Al professionista (e a fortiori allo specialista) è richiesta una diligenza particolarmente qualificata dalla perizia e dall’impiego di strumenti tecnici adeguati al tipo di attività da espletare (cfr. Cass., 31/5/2006, n. 12995) e allo standard professionale della sua categoria.
L’impegno dal medesimo dovuto, se si profila superiore a quello del comune debitore, va considerato viceversa corrispondente alla diligenza normale in relazione alla specifica attività professionale o lavorativa esercitata, giacché il professionista deve impiegare la perizia ed i mezzi tecnici adeguati allo standard professionale o lavorativo della sua categoria, tale standard valendo a determinare, in conformità alla regola generale, il contenuto della perizia dovuta e la corrispondente misura dello sforzo diligente adeguato per conseguirlo, nonché del relativo grado di responsabilità (cfr. Cass., 20/10/2014, n. 22222; Cass., 9/10/2012, n. 17143).

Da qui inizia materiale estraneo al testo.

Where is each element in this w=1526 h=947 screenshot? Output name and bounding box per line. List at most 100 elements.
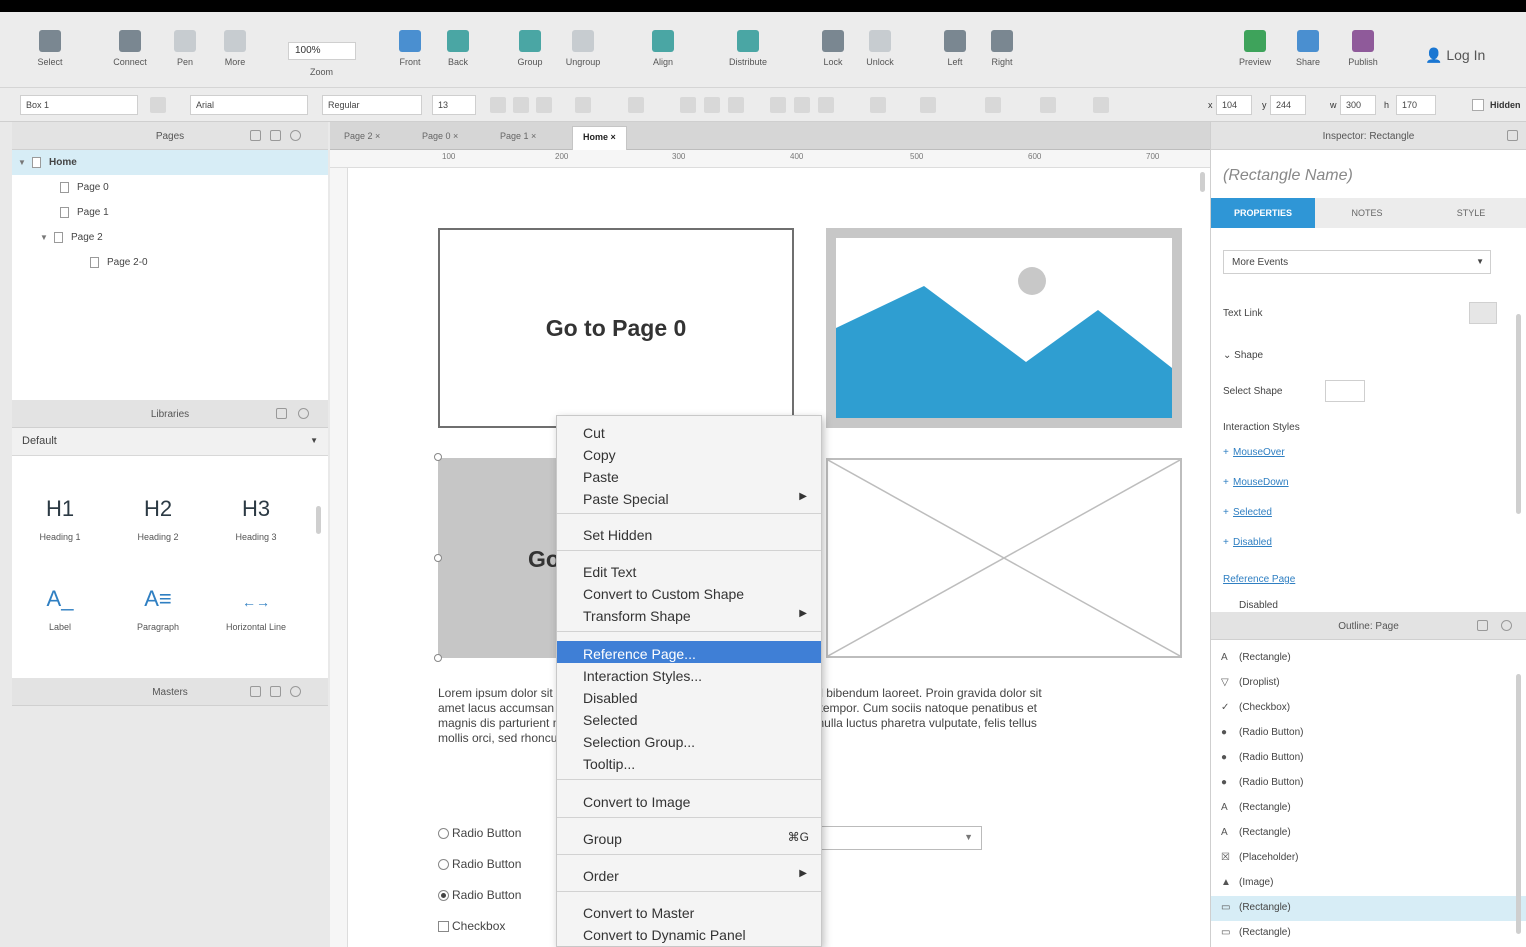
right-panel-toggle[interactable]: Right	[972, 30, 1032, 67]
menu-item-group[interactable]: Group ⌘G	[557, 826, 821, 848]
more-tools-button[interactable]: More	[205, 30, 265, 67]
add-folder-icon[interactable]	[270, 686, 281, 697]
align-center-icon[interactable]	[704, 97, 720, 113]
filter-icon[interactable]	[1477, 620, 1488, 631]
italic-icon[interactable]	[513, 97, 529, 113]
reference-page-link[interactable]: Reference Page	[1223, 574, 1295, 585]
widget-label[interactable]: A_ Label	[12, 586, 108, 632]
canvas-scrollbar[interactable]	[1200, 172, 1205, 192]
hidden-checkbox[interactable]	[1472, 99, 1484, 111]
font-weight-select[interactable]: Regular	[322, 95, 422, 115]
menu-item-copy[interactable]: Copy	[557, 442, 821, 464]
style-mouseover-link[interactable]: + MouseOver	[1223, 447, 1285, 458]
valign-top-icon[interactable]	[770, 97, 786, 113]
resize-handle[interactable]	[434, 453, 442, 461]
unlock-button[interactable]: Unlock	[850, 30, 910, 67]
arrow-style-icon[interactable]	[1093, 97, 1109, 113]
bold-icon[interactable]	[490, 97, 506, 113]
tab-properties[interactable]: PROPERTIES	[1211, 198, 1315, 228]
font-select[interactable]: Arial	[190, 95, 308, 115]
more-events-select[interactable]: More Events ▼	[1223, 250, 1491, 274]
group-button[interactable]: Group	[500, 30, 560, 67]
resize-handle[interactable]	[434, 654, 442, 662]
radio-button-1[interactable]: Radio Button	[438, 826, 521, 840]
search-icon[interactable]	[290, 686, 301, 697]
widget-horizontal-line[interactable]: ←→ Horizontal Line	[208, 586, 304, 632]
menu-item-transform-shape[interactable]: Transform Shape ▶	[557, 603, 821, 625]
publish-button[interactable]: Publish	[1333, 30, 1393, 67]
menu-item-set-hidden[interactable]: Set Hidden	[557, 522, 821, 544]
menu-item-selected[interactable]: Selected	[557, 707, 821, 729]
style-selected-link[interactable]: + Selected	[1223, 507, 1272, 518]
chevron-down-icon[interactable]: ▼	[18, 158, 28, 167]
tab-page-1[interactable]: Page 1 ×	[490, 126, 546, 150]
zoom-select[interactable]: 100%	[288, 42, 356, 60]
outline-item-selected[interactable]: ▭ (Rectangle)	[1211, 896, 1526, 921]
search-icon[interactable]	[1501, 620, 1512, 631]
ungroup-button[interactable]: Ungroup	[553, 30, 613, 67]
fill-color-icon[interactable]	[870, 97, 886, 113]
menu-item-cut[interactable]: Cut	[557, 420, 821, 442]
width-field[interactable]: 300	[1340, 95, 1376, 115]
page-item-page-1[interactable]: Page 1	[12, 200, 328, 225]
inspector-scrollbar[interactable]	[1516, 314, 1521, 514]
library-select[interactable]: Default ▼	[12, 428, 328, 456]
border-style-icon[interactable]	[1040, 97, 1056, 113]
outline-item[interactable]: ▭ (Rectangle)	[1211, 921, 1526, 946]
disabled-checkbox-label[interactable]: Disabled	[1239, 600, 1278, 611]
outline-item[interactable]: ● (Radio Button)	[1211, 771, 1526, 796]
send-back-button[interactable]: Back	[428, 30, 488, 67]
add-folder-icon[interactable]	[270, 130, 281, 141]
tab-page-2[interactable]: Page 2 ×	[334, 126, 390, 150]
search-icon[interactable]	[290, 130, 301, 141]
outline-item[interactable]: ● (Radio Button)	[1211, 746, 1526, 771]
menu-item-disabled[interactable]: Disabled	[557, 685, 821, 707]
menu-item-paste-special[interactable]: Paste Special ▶	[557, 486, 821, 508]
search-icon[interactable]	[298, 408, 309, 419]
resize-handle[interactable]	[434, 554, 442, 562]
menu-item-convert-dynamic-panel[interactable]: Convert to Dynamic Panel	[557, 922, 821, 944]
close-icon[interactable]: ×	[375, 131, 380, 141]
connect-tool-button[interactable]: Connect	[100, 30, 160, 67]
add-master-icon[interactable]	[250, 686, 261, 697]
align-button[interactable]: Align	[633, 30, 693, 67]
style-mousedown-link[interactable]: + MouseDown	[1223, 477, 1289, 488]
menu-item-convert-image[interactable]: Convert to Image	[557, 789, 821, 811]
menu-item-interaction-styles[interactable]: Interaction Styles...	[557, 663, 821, 685]
chevron-down-icon[interactable]: ▼	[40, 233, 50, 242]
widget-heading-2[interactable]: H2 Heading 2	[110, 496, 206, 542]
border-width-icon[interactable]	[985, 97, 1001, 113]
page-item-page-0[interactable]: Page 0	[12, 175, 328, 200]
widget-name-input[interactable]: (Rectangle Name)	[1223, 167, 1353, 185]
tab-page-0[interactable]: Page 0 ×	[412, 126, 468, 150]
align-right-icon[interactable]	[728, 97, 744, 113]
share-button[interactable]: Share	[1278, 30, 1338, 67]
outline-item[interactable]: A (Rectangle)	[1211, 646, 1526, 671]
text-link-button[interactable]	[1469, 302, 1497, 324]
x-field[interactable]: 104	[1216, 95, 1252, 115]
border-color-icon[interactable]	[920, 97, 936, 113]
close-icon[interactable]: ×	[611, 132, 616, 142]
library-menu-icon[interactable]	[276, 408, 287, 419]
y-field[interactable]: 244	[1270, 95, 1306, 115]
select-tool-button[interactable]: Select	[20, 30, 80, 67]
menu-item-reference-page[interactable]: Reference Page...	[557, 641, 821, 663]
page-item-page-2[interactable]: ▼ Page 2	[12, 225, 328, 250]
distribute-button[interactable]: Distribute	[718, 30, 778, 67]
underline-icon[interactable]	[536, 97, 552, 113]
font-size-select[interactable]: 13	[432, 95, 476, 115]
close-icon[interactable]: ×	[453, 131, 458, 141]
menu-item-convert-custom-shape[interactable]: Convert to Custom Shape	[557, 581, 821, 603]
tab-style[interactable]: STYLE	[1419, 198, 1523, 228]
menu-item-edit-text[interactable]: Edit Text	[557, 559, 821, 581]
outline-item[interactable]: A (Rectangle)	[1211, 821, 1526, 846]
outline-item[interactable]: ☒ (Placeholder)	[1211, 846, 1526, 871]
select-shape-dropdown[interactable]	[1325, 380, 1365, 402]
style-edit-icon[interactable]	[150, 97, 166, 113]
bullet-list-icon[interactable]	[628, 97, 644, 113]
outline-item[interactable]: A (Rectangle)	[1211, 796, 1526, 821]
valign-bottom-icon[interactable]	[818, 97, 834, 113]
valign-middle-icon[interactable]	[794, 97, 810, 113]
shape-section[interactable]: ⌄ Shape	[1223, 350, 1263, 361]
page-item-page-2-0[interactable]: Page 2-0	[12, 250, 328, 275]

La condotta di adempimento della dovuta prestazione medica va allora valutata sotto i segnalati profili della diligenza qualificata e della buona fede o correttezza, dovendo al riguardo altresì accertarsi se le conseguenze dannose verificatesi all’esito dell’evento lesivo siano, sotto il profilo del più probabile che non (cfr., da ultimo, Cass., 26/7/2012, n. 13214; Cass., 27/4/2010, n. 10060), da considerarsi alla detta condotta causalmente astrette (cfr. Cass., 6/6/2014, n. 12830).
Orbene, i suindicati principi risultano essere stati dalla corte di merito invero disattesi nell’impugnata sentenza.
In particolare là dove ha affermato che “un primo elemento – di carattere presuntivo, avuto riguardo alla evidente riconoscibilità dell’atto operatorio contrastante con la tesi dell’appellante, va individuato nella mancata contestazione della prestazione asseritamente infedele nella immediatezza dell’intervento o in occasione della consegna del foglio di dimissione o, ancora, dell’acquisizione della cartella clinica, nonché nella successiva, almeno temporanea, acquiescenza all’intervento, che inducono a ritenere l’esistenza della consapevolezza, da parte della paziente, circa l’eventualità di intervenire anche sull’altro ginocchio”; e che “ai fini informativi e di acquisizione del consenso” non è “richiesta indispensabilmente la forma scritta”.
Affermazioni invero erronee alla stregua di quanto più sopra rilevato ed esposto, nonché contraddittorie e illogiche, non risultando al riguardo dalla corte di merito spiegato come mai, avendo ricevuto dalla paziente il consenso scritto per l’operazione al ginocchio destro, il chirurgo si sia indotto ad operare (anche) quello sinistro, sulla base di un consenso asseritamente acquisito verbalmente dalla paziente, che non conosceva nemmeno l’italiano.
Dell’impugnata sentenza, assorbiti ogni altro profilo e diversa questione, s’impone pertanto la cassazione in relazione, con rinvio alla Corte d’Appello di Roma, che in diversa composizione procederà a nuovo esame, facendo dei suindicati disattesi principi applicazione.
Il giudice di rinvio provvederà anche in ordine alle spese del giudizio di cassazione.
P.Q.M.

La Corte accoglie p.q.r. il ricorso. Cassa in relazione l’impugnata sentenza e rinvia, anche per le spese del giudizio di cassazione, alla Corte d’Appello di Roma, in diversa composizione.